With a magic mixture of blatant talent and an abiding and honest love for the legacy of their traditional folk, it didn't take long for these four Irish sirens to seduce the audience on Saturday night.
This event was a rare and rich coming together of individual bravura performers.
The four female singers are already true stars of Irish folk, but in Divas the duo Lumiere (Ellis Kennedy and Pauline Scanion) and duo Grada (Nicola Joyce and Norianna Kennedy) join forces - and two plus two in Irish musical maths equals goose-bump inducing, heart-searing, pure loveliness.
Lest we forget the men behind the Divas, note they are all recognized top talent in Ireland, Australia and New Zealand. There's the mop-haired animated Golden Fiddle award winner for 2012 Chris Stone who added effortless electric rivulets of solo to most songs; the still-rising star guitarist Noelie McDonnell (another award-winner two years back in the US) and the already risen star, the applauded (once was of The Waifs) double bass player, Ben Franz.
But a longer handclap has to go to the man that put this particular incarnation of the band together: musical director and the ever-energized guitarist Gerry Paul.

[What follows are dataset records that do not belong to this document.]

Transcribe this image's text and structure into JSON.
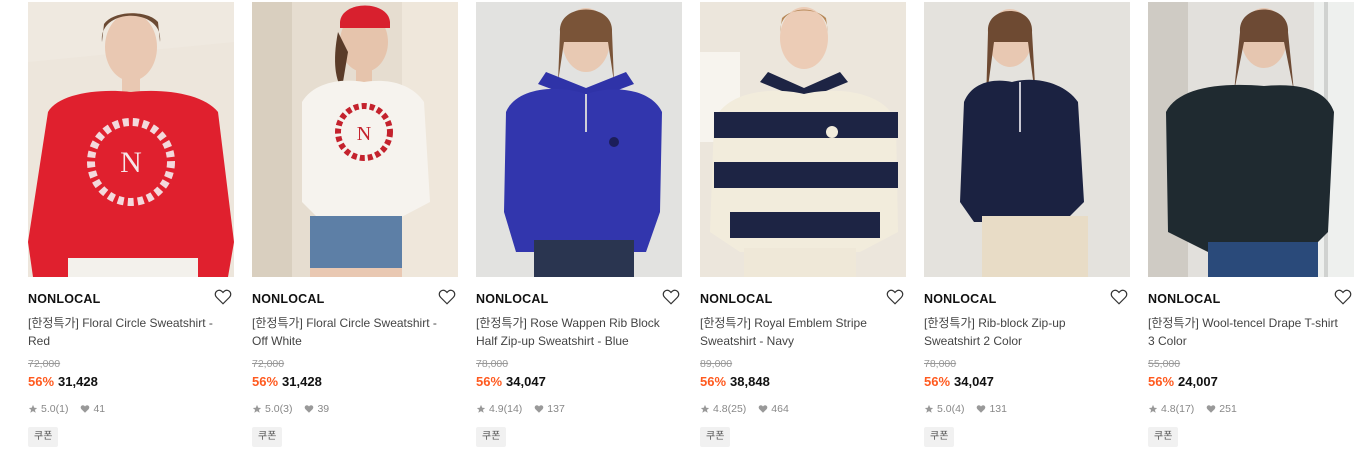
{
  "products": [
    {
      "brand": "NONLOCAL",
      "name_tag": "[한정특가]",
      "name_line1": "Floral Circle Sweatshirt -",
      "name_line2": "Red",
      "original_price": "72,000",
      "discount": "56%",
      "price": "31,428",
      "rating": "5.0",
      "reviews": "(1)",
      "likes": "41",
      "coupon": "쿠폰"
    },
    {
      "brand": "NONLOCAL",
      "name_tag": "[한정특가]",
      "name_line1": "Floral Circle Sweatshirt -",
      "name_line2": "Off White",
      "original_price": "72,000",
      "discount": "56%",
      "price": "31,428",
      "rating": "5.0",
      "reviews": "(3)",
      "likes": "39",
      "coupon": "쿠폰"
    },
    {
      "brand": "NONLOCAL",
      "name_tag": "[한정특가]",
      "name_line1": "Rose Wappen Rib Block",
      "name_line2": "Half Zip-up Sweatshirt - Blue",
      "original_price": "78,000",
      "discount": "56%",
      "price": "34,047",
      "rating": "4.9",
      "reviews": "(14)",
      "likes": "137",
      "coupon": "쿠폰"
    },
    {
      "brand": "NONLOCAL",
      "name_tag": "[한정특가]",
      "name_line1": "Royal Emblem Stripe",
      "name_line2": "Sweatshirt - Navy",
      "original_price": "89,000",
      "discount": "56%",
      "price": "38,848",
      "rating": "4.8",
      "reviews": "(25)",
      "likes": "464",
      "coupon": "쿠폰"
    },
    {
      "brand": "NONLOCAL",
      "name_tag": "[한정특가]",
      "name_line1": "Rib-block Zip-up",
      "name_line2": "Sweatshirt 2 Color",
      "original_price": "78,000",
      "discount": "56%",
      "price": "34,047",
      "rating": "5.0",
      "reviews": "(4)",
      "likes": "131",
      "coupon": "쿠폰"
    },
    {
      "brand": "NONLOCAL",
      "name_tag": "[한정특가]",
      "name_line1": "Wool-tencel Drape T-shirt",
      "name_line2": "3 Color",
      "original_price": "55,000",
      "discount": "56%",
      "price": "24,007",
      "rating": "4.8",
      "reviews": "(17)",
      "likes": "251",
      "coupon": "쿠폰"
    }
  ],
  "colors": {
    "discount": "#ff5a1f",
    "text": "#222222",
    "muted": "#999999",
    "coupon_bg": "#f1f1f1"
  },
  "icons": {
    "wishlist": "heart-outline-icon",
    "rating": "star-icon",
    "likes": "heart-filled-icon"
  }
}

So, thank you Mr Paul for organizing a ripping ride through Irish eyes of the country's long, rich and turbulent history, of how they loved, lost, left, fought and died young. It has to be said that in among tales of tragic seductions, murders and odds-stacked politics, was a sprinkle of barnyard blarney. "It's not all about potatoes and famine," assured Diva Nicola Joyce who plays a mean bodhran (Irish drum) and she was true to her word.

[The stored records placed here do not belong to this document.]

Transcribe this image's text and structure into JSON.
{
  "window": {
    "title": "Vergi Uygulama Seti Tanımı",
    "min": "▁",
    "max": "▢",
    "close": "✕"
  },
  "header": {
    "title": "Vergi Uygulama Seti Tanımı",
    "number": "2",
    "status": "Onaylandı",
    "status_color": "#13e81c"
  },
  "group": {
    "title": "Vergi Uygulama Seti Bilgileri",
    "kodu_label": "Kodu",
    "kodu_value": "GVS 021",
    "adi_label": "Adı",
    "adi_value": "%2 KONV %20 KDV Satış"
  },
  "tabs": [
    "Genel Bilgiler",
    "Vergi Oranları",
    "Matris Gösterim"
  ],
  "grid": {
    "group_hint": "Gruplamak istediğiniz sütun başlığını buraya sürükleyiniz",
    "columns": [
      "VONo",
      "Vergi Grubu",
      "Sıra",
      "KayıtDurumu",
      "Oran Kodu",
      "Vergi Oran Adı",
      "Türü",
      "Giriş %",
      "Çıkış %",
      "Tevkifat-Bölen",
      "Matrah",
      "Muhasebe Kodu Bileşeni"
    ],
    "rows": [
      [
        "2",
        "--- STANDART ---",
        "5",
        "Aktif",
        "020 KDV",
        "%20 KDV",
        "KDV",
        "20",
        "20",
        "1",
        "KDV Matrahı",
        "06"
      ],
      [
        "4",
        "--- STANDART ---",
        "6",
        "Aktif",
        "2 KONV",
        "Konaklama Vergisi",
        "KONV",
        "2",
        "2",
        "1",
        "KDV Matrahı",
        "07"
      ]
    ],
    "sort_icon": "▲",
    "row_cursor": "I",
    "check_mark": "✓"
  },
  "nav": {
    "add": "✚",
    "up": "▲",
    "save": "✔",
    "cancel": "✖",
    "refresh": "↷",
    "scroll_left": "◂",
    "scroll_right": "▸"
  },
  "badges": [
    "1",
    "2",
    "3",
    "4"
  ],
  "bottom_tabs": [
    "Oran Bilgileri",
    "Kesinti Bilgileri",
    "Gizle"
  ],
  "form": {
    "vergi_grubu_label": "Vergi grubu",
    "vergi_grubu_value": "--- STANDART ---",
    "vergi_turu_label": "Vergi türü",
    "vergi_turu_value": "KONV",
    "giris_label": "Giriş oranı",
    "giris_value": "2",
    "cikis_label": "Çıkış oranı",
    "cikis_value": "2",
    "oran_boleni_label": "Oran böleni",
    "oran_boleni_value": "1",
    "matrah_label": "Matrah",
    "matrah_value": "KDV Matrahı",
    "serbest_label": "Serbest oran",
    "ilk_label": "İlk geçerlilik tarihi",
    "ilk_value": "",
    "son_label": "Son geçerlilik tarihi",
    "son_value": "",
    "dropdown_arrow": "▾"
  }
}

Note that the Gaelic the term for singing a song is "Abair Ámhrán" - literally to tell a song. For over two hours the Divas were enriching the lives of the audience with a highly charged social history imbued with mysticism, tragedy, humour and pragmatism.On The Banks of the Ohio murder ballad sung by Noriana was a showstopper as was Paddy's Lamentation with the four women singing in full force - you were almost in a crowded Dublin pub clutching a pint of the best black stuff. So a million thanks Divas and may the road rise up to meet you and the wind be ever at your back.